The creation of new districts also contributed to NRM’s good performance in the elections. In the new districts such as Isingiro, Ibanda and Kiruhura, President Museveni and his NRM candidates received overwhelming support. FDC got lower percentages in the new districts compared to other districts in the region. Voters know that a new district comes with new jobs, new businesses, tenders and new services.

The credit went to Museveni but NRM parliamentary candidates also benefited from this. For instance in Isingiro district, FDC and DP candidates were beaten by NRM’s Maj. Bright Rwamirama, Nathan Byanyima and Alex Byarugaba.

In the post-election period, the runners up, particularly FDC and the anti-NRM independents are crying foul that NRM deployed state machinery in the constituencies towards polling day to rig them out.

Matembe said, “It was the whole state system against Kazoora and me.

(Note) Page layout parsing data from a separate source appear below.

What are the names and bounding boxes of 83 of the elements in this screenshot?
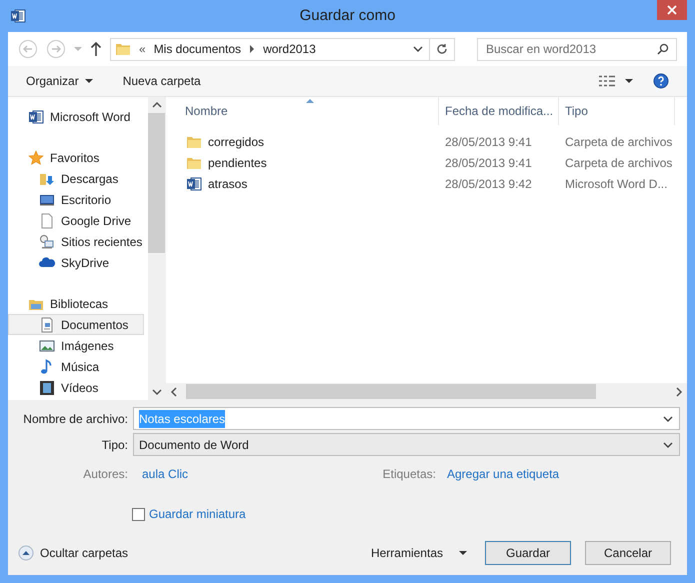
field-label: Etiquetas: [382,466,436,483]
table-cell-text: Carpeta de archivos [564,134,674,150]
table-cell-text: 28/05/2013 9:42 [444,176,533,192]
refresh-icon[interactable] [436,43,448,55]
chevron-down-icon [413,44,423,54]
file-name: atrasos [208,176,248,192]
scroll-left-icon[interactable] [170,386,178,396]
field-label: Tipo: [100,436,128,454]
hide-folders-button[interactable]: Ocultar carpetas [18,544,128,562]
chevron-down-icon [663,440,673,450]
column-header[interactable]: Tipo [559,97,675,125]
file-row[interactable]: corregidos 28/05/2013 9:41 Carpeta de archivos [166,131,687,152]
window-title: Guardar como [300,6,396,26]
search-icon [657,43,669,55]
type-dropdown[interactable]: Documento de Word [133,433,680,456]
field-label: Nombre de archivo: [22,410,128,428]
breadcrumb[interactable]: Mis documentos [154,40,242,58]
file-name: pendientes [208,154,267,172]
recent-places-icon [39,234,55,250]
picture-icon [39,338,55,354]
document-icon [39,316,55,332]
scroll-down-icon[interactable] [152,388,162,396]
breadcrumb-arrow-icon [249,45,256,53]
save-button[interactable]: Guardar [485,541,571,565]
sort-arrow-icon [306,98,314,104]
authors-link[interactable]: aula Clic [142,465,322,483]
tags-link[interactable]: Agregar una etiqueta [447,465,560,483]
close-button[interactable] [657,0,687,20]
folder-icon [115,41,131,57]
sidebar-item[interactable]: Imágenes [8,335,144,356]
sidebar-item[interactable]: SkyDrive [8,252,144,273]
scroll-right-icon[interactable] [675,386,683,396]
sidebar-scrollbar[interactable] [148,97,165,400]
caret-icon [625,77,633,85]
word-icon [28,108,44,124]
overflow-chevron[interactable]: « [139,40,146,58]
collapse-icon [18,545,34,561]
thumbnail-checkbox[interactable] [132,508,145,520]
word-icon [10,8,26,24]
search-field[interactable]: Buscar en word2013 [477,38,677,60]
view-options-icon[interactable] [599,75,615,87]
table-cell-text: 28/05/2013 9:41 [444,134,533,150]
sidebar-item[interactable]: Bibliotecas [8,293,144,314]
organize-button[interactable]: Organizar [26,72,93,90]
caret-icon [459,549,467,557]
tools-button[interactable]: Herramientas [370,544,467,562]
film-icon [39,380,55,396]
file-name: corregidos [208,134,264,150]
page-icon [39,212,55,228]
address-bar[interactable]: « Mis documentos word2013 [110,38,455,60]
table-cell-text: Microsoft Word D... [564,176,668,192]
chevron-down-icon [663,414,673,424]
checkbox-label[interactable]: Guardar miniatura [149,505,246,523]
cancel-button[interactable]: Cancelar [585,541,671,565]
table-cell-text: Carpeta de archivos [564,154,674,172]
scrollbar-thumb[interactable] [148,113,165,253]
field-label: Autores: [82,466,128,483]
close-icon [667,5,677,15]
sidebar-item[interactable]: Microsoft Word [8,106,144,127]
table-cell-text: 28/05/2013 9:41 [444,154,533,172]
word-icon [186,176,202,192]
star-icon [28,150,44,166]
horizontal-scrollbar[interactable] [166,383,687,400]
caret-icon [84,77,93,85]
sidebar-item[interactable]: Google Drive [8,210,144,231]
sidebar-item[interactable]: Música [8,356,144,377]
breadcrumb[interactable]: word2013 [263,40,316,58]
sidebar-item[interactable]: Documentos [8,314,144,335]
file-row[interactable]: pendientes 28/05/2013 9:41 Carpeta de archivos [166,152,687,173]
sidebar-item[interactable]: Sitios recientes [8,231,144,252]
new-folder-button[interactable]: Nueva carpeta [122,72,201,90]
column-header[interactable]: Fecha de modifica... [439,97,559,125]
column-header[interactable]: Nombre [166,97,439,125]
help-icon[interactable] [653,73,669,89]
up-arrow-icon[interactable] [90,41,102,57]
scroll-up-icon[interactable] [152,101,162,109]
sidebar-item[interactable]: Descargas [8,168,144,189]
sidebar-item[interactable]: Favoritos [8,147,144,168]
sidebar-item[interactable]: Escritorio [8,189,144,210]
file-row[interactable]: atrasos 28/05/2013 9:42 Microsoft Word D... [166,173,687,194]
sidebar-item[interactable]: Vídeos [8,377,144,398]
scrollbar-thumb[interactable] [186,384,596,399]
selected-text: Notas escolares [139,410,226,428]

I am disappointed that NRM resorted to giving voters money in exchange for support. They came with massive amounts of money and poured it in the whole of Kashari and Rwampara.”

Sabiiti said army personnel were deployed and a committee was set up by NRM to engineer his downfall. “I had never seen such rigging in all my life.

They used the RDC’ office, arrested my agents and confiscated appointment letters I had given them,” he said.
Ruzindana said, “Elections in Ruhama were thoroughly rigged. It was a military operation in Ruhama.”

Chapaa said, “Otafiire told people that even if I were voted, I would not be sworn in because they (NRM) have the guns. My Escudo car was stoned and the rear windscreen was shattered.”